5 Minutes With Nigel Barker



Nigel Barker is an acclaimed photographer who is also known for his role on America's Next Top Model.

Q1. What was the first record you bought and what effect did it have on you?

Nigel Barker: The first vinyl single that I actually bought rather than being given by my older brothers was "Don't You Want Me" by the Human League (1981). My younger sister and I used to lip sync it together and perform to bemused house guests. I loved the glam dandy look of the lead singer and it sang to the conflicted adolescence that most of us go through. FYI it's still on my iPod!

Q2. When did you start taking photographs and who or what influenced you to do that?

NB: I first bought a camera at 11 years old. It was a 1957 Brownie Kodak camera which shot 120 medium format film. I have always loved fashion and film growing up with photos of my Mum everywhere as a model and young starlet. I started early on trying to shoot fashion orientated shots but truly it was being creative in any form that really mattered to me back then and now.

Q3. Why did you move to NYC and what is it about the city that attracted you to it?

NB: I moved to NYC in 1996 having spent a few months here and there in the Big Apple ever since 1991 because I was chasing my yet to be wife as she globe trotted around the world pursuing her modeling career. Crissy (the wife) is from Alabama and as you know I am from England and having met in Milan, lived in Paris we decided to see if we could make it in New York. For me New York represented everything I had ever wanted in a city. Truly cosmopolitan or as I like to say a soup not a salad bowl. In other words a place where the ingredients are blended together rather than a salad where they are mixed yet separate nonetheless.
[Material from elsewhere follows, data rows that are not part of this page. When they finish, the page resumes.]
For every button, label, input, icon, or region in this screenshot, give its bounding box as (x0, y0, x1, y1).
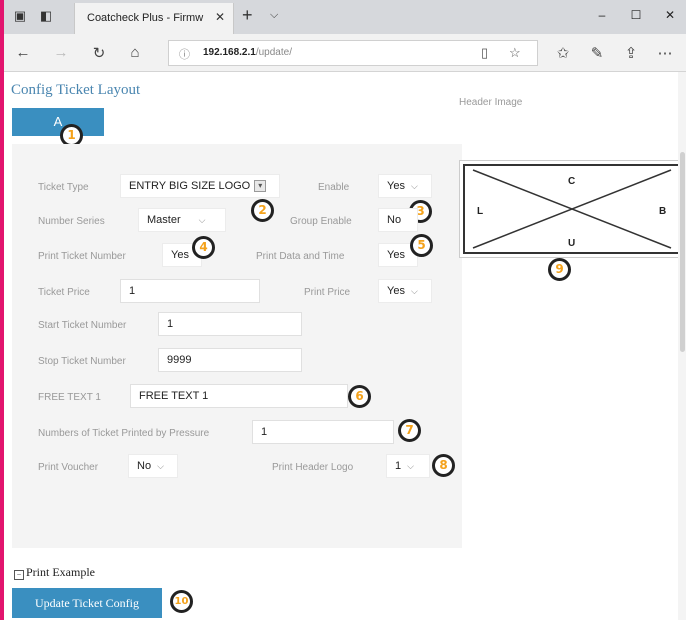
browser-window: ▣ ◧ Coatcheck Plus - Firmw ✕ + ⌵ – ☐ ✕ ←… (4, 0, 686, 620)
home-icon[interactable]: ⌂ (126, 44, 144, 61)
chevron-down-icon: ⌵ (410, 181, 418, 191)
info-icon[interactable]: ⓘ (179, 46, 190, 62)
print-price-value: Yes (387, 285, 405, 297)
stop-ticket-label: Stop Ticket Number (38, 356, 126, 367)
print-price-select[interactable]: Yes ⌵ (378, 279, 432, 303)
callout-badge-8: 8 (432, 454, 455, 477)
number-series-select[interactable]: Master ⌵ (138, 208, 226, 232)
print-header-logo-value: 1 (395, 460, 402, 472)
print-example-toggle[interactable]: − Print Example (14, 565, 95, 580)
start-ticket-input[interactable]: 1 (158, 312, 302, 336)
favorite-star-icon[interactable]: ☆ (509, 45, 521, 61)
chevron-down-icon: ⌵ (198, 215, 206, 225)
ticket-type-label: Ticket Type (38, 182, 89, 193)
presses-label: Numbers of Ticket Printed by Pressure (38, 428, 210, 439)
tab-actions-icon[interactable]: ▣ (12, 8, 28, 24)
update-ticket-config-button[interactable]: Update Ticket Config (12, 588, 162, 618)
group-enable-value: No (387, 214, 402, 226)
print-header-logo-select[interactable]: 1 ⌵ (386, 454, 430, 478)
tab-title: Coatcheck Plus - Firmw (87, 12, 204, 24)
print-voucher-label: Print Voucher (38, 462, 99, 473)
set-aside-tabs-icon[interactable]: ◧ (38, 8, 54, 24)
forward-icon[interactable]: → (52, 44, 70, 61)
header-image-label-right: B (659, 206, 666, 217)
print-header-logo-label: Print Header Logo (272, 462, 354, 473)
tab-list-chevron-icon[interactable]: ⌵ (270, 9, 278, 22)
page-content: Config Ticket Layout Header Image A 1 Ti… (4, 72, 686, 620)
number-series-value: Master (147, 214, 181, 226)
scrollbar-thumb[interactable] (680, 152, 685, 352)
print-ticket-number-value: Yes (171, 249, 189, 261)
header-image-label: Header Image (459, 97, 523, 108)
callout-badge-2: 2 (251, 199, 274, 222)
ticket-config-panel: Ticket Type ENTRY BIG SIZE LOGO ▾ 2 Enabl… (12, 144, 462, 548)
back-icon[interactable]: ← (14, 44, 32, 61)
url-text: 192.168.2.1/update/ (203, 47, 292, 58)
share-icon[interactable]: ⇪ (622, 44, 640, 62)
chevron-down-icon: ⌵ (157, 461, 164, 471)
header-image-label-left: L (477, 206, 483, 217)
url-path: /update/ (255, 47, 292, 58)
new-tab-icon[interactable]: + (242, 5, 253, 26)
tab-close-icon[interactable]: ✕ (215, 10, 225, 24)
callout-badge-4: 4 (192, 236, 215, 259)
ticket-tab-a-button[interactable]: A (12, 108, 104, 136)
browser-tab[interactable]: Coatcheck Plus - Firmw ✕ (74, 3, 234, 34)
print-price-label: Print Price (304, 287, 351, 298)
title-bar: ▣ ◧ Coatcheck Plus - Firmw ✕ + ⌵ – ☐ ✕ (4, 0, 686, 34)
vertical-scrollbar[interactable] (678, 72, 686, 620)
start-ticket-label: Start Ticket Number (38, 320, 127, 331)
reading-view-icon[interactable]: ▯ (481, 45, 488, 61)
callout-badge-10: 10 (170, 590, 193, 613)
print-date-time-label: Print Data and Time (256, 251, 345, 262)
refresh-icon[interactable]: ↻ (90, 44, 108, 62)
callout-badge-6: 6 (348, 385, 371, 408)
header-image-label-bottom: U (568, 238, 575, 249)
chevron-down-icon: ⌵ (407, 461, 414, 471)
group-enable-label: Group Enable (290, 216, 352, 227)
free-text-input[interactable]: FREE TEXT 1 (130, 384, 348, 408)
address-bar[interactable]: ⓘ 192.168.2.1/update/ ▯ ☆ (168, 40, 538, 66)
print-example-label: Print Example (26, 565, 95, 579)
ticket-type-select[interactable]: ENTRY BIG SIZE LOGO ▾ (120, 174, 280, 198)
group-enable-select[interactable]: No (378, 208, 418, 232)
enable-label: Enable (318, 182, 350, 193)
ticket-price-input[interactable]: 1 (120, 279, 260, 303)
stop-ticket-input[interactable]: 9999 (158, 348, 302, 372)
url-host: 192.168.2.1 (203, 47, 256, 58)
maximize-icon[interactable]: ☐ (626, 8, 646, 22)
callout-badge-9: 9 (548, 258, 571, 281)
more-menu-icon[interactable]: ⋯ (656, 44, 674, 62)
print-voucher-select[interactable]: No ⌵ (128, 454, 178, 478)
chevron-down-icon: ⌵ (410, 286, 418, 296)
page-title: Config Ticket Layout (11, 82, 141, 98)
header-image-placeholder: C L B U (463, 164, 681, 254)
print-date-time-value: Yes (387, 249, 405, 261)
enable-value: Yes (387, 180, 405, 192)
favorites-icon[interactable]: ✩ (554, 44, 572, 62)
header-image-label-top: C (568, 176, 575, 187)
number-series-label: Number Series (38, 216, 105, 227)
chevron-down-icon: ▾ (254, 180, 267, 193)
print-voucher-value: No (137, 460, 152, 472)
enable-select[interactable]: Yes ⌵ (378, 174, 432, 198)
minimize-icon[interactable]: – (592, 8, 612, 22)
close-window-icon[interactable]: ✕ (660, 8, 680, 22)
header-image-preview[interactable]: C L B U (459, 160, 685, 258)
navigation-bar: ← → ↻ ⌂ ⓘ 192.168.2.1/update/ ▯ ☆ ✩ ✎ ⇪ … (4, 34, 686, 72)
ticket-price-label: Ticket Price (38, 287, 90, 298)
free-text-label: FREE TEXT 1 (38, 392, 101, 403)
presses-input[interactable]: 1 (252, 420, 394, 444)
ticket-type-value: ENTRY BIG SIZE LOGO (129, 180, 251, 192)
collapse-checkbox-icon[interactable]: − (14, 570, 24, 580)
notes-pen-icon[interactable]: ✎ (588, 44, 606, 62)
callout-badge-7: 7 (398, 419, 421, 442)
callout-badge-5: 5 (410, 234, 433, 257)
print-ticket-number-label: Print Ticket Number (38, 251, 126, 262)
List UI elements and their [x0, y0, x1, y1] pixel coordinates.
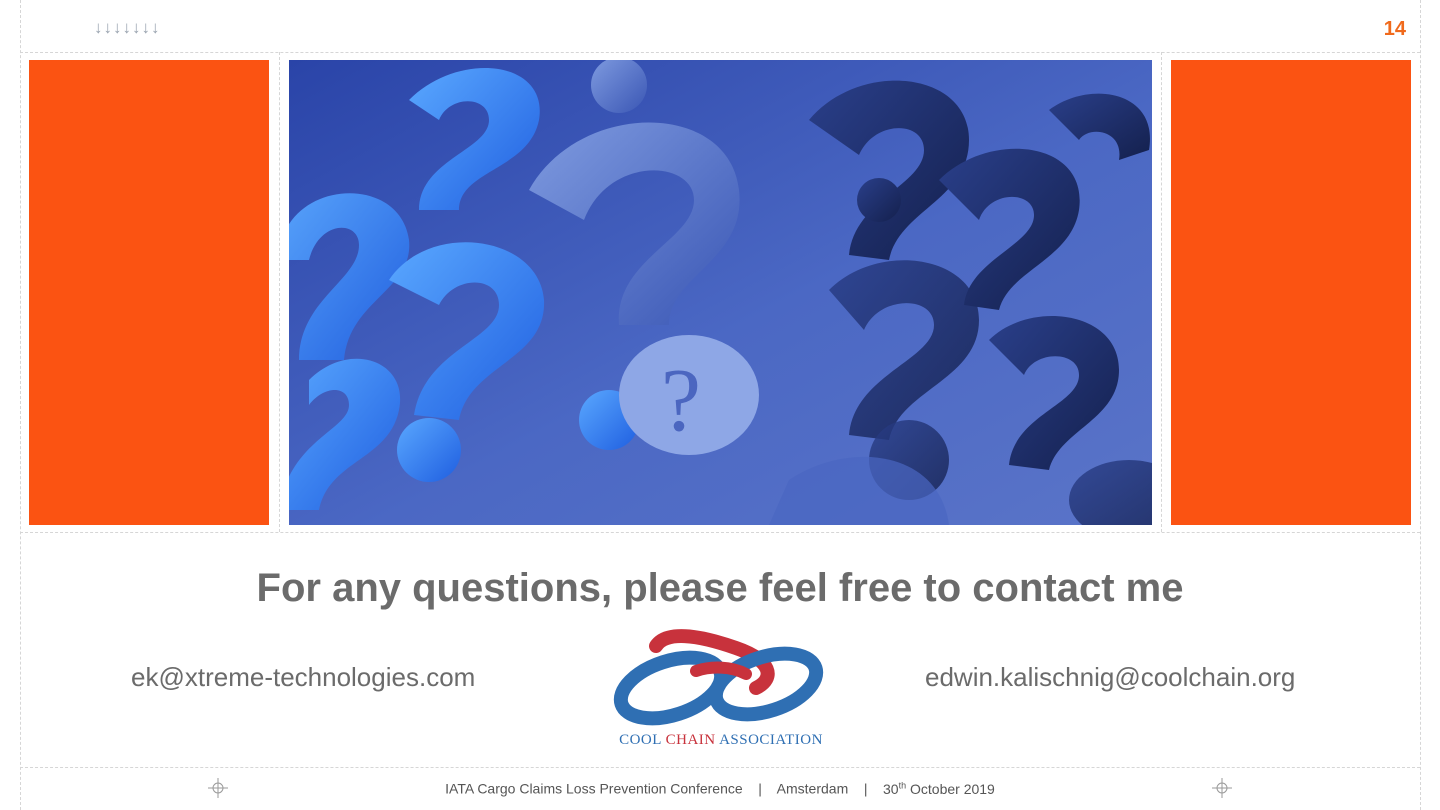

All my life as young Anglo-Sri Lankan boy growing up in an upper-middle class family I was always asked, "Where are you from". So it's no surprise that I headed out into the world early on to find out. Who knew I was a New Yorker all along.....

Q4. Do you think that rapid information exchange via the Internet means that photography is a more instant art form?

NB: The digital era has definitely changed the photographic landscape and whether my brethren like it or not you have to go with the flow or get lost. Photography as always been a sort of instant art form, certainly with Polaroid film you received an instant result but even with regular film photography your creative moment was being caught in a fraction of a second. The internet has made photography and video for relevant than ever and of course more accessible. Every Tom Dick and Harry has a camera either on their phone or as a compact, DSLR etc etc But everyone is also given a pencil when they learn to write but that doesn't make us all authors or painters just because you have paint.

Q5. Give me a really crazy anecdote/story. Something that not many people will know about you.

NB: Crazy ....where does one start. Well did you know I was a back up singer for Barry Manilow when he toured the UK in the 1980s and I sang in front of the late Princess Diana at the Royal Festival Hall. Now I just sing in the shower or lullabies to my tolerant children.



Human League - "Don't You Want Me Baby".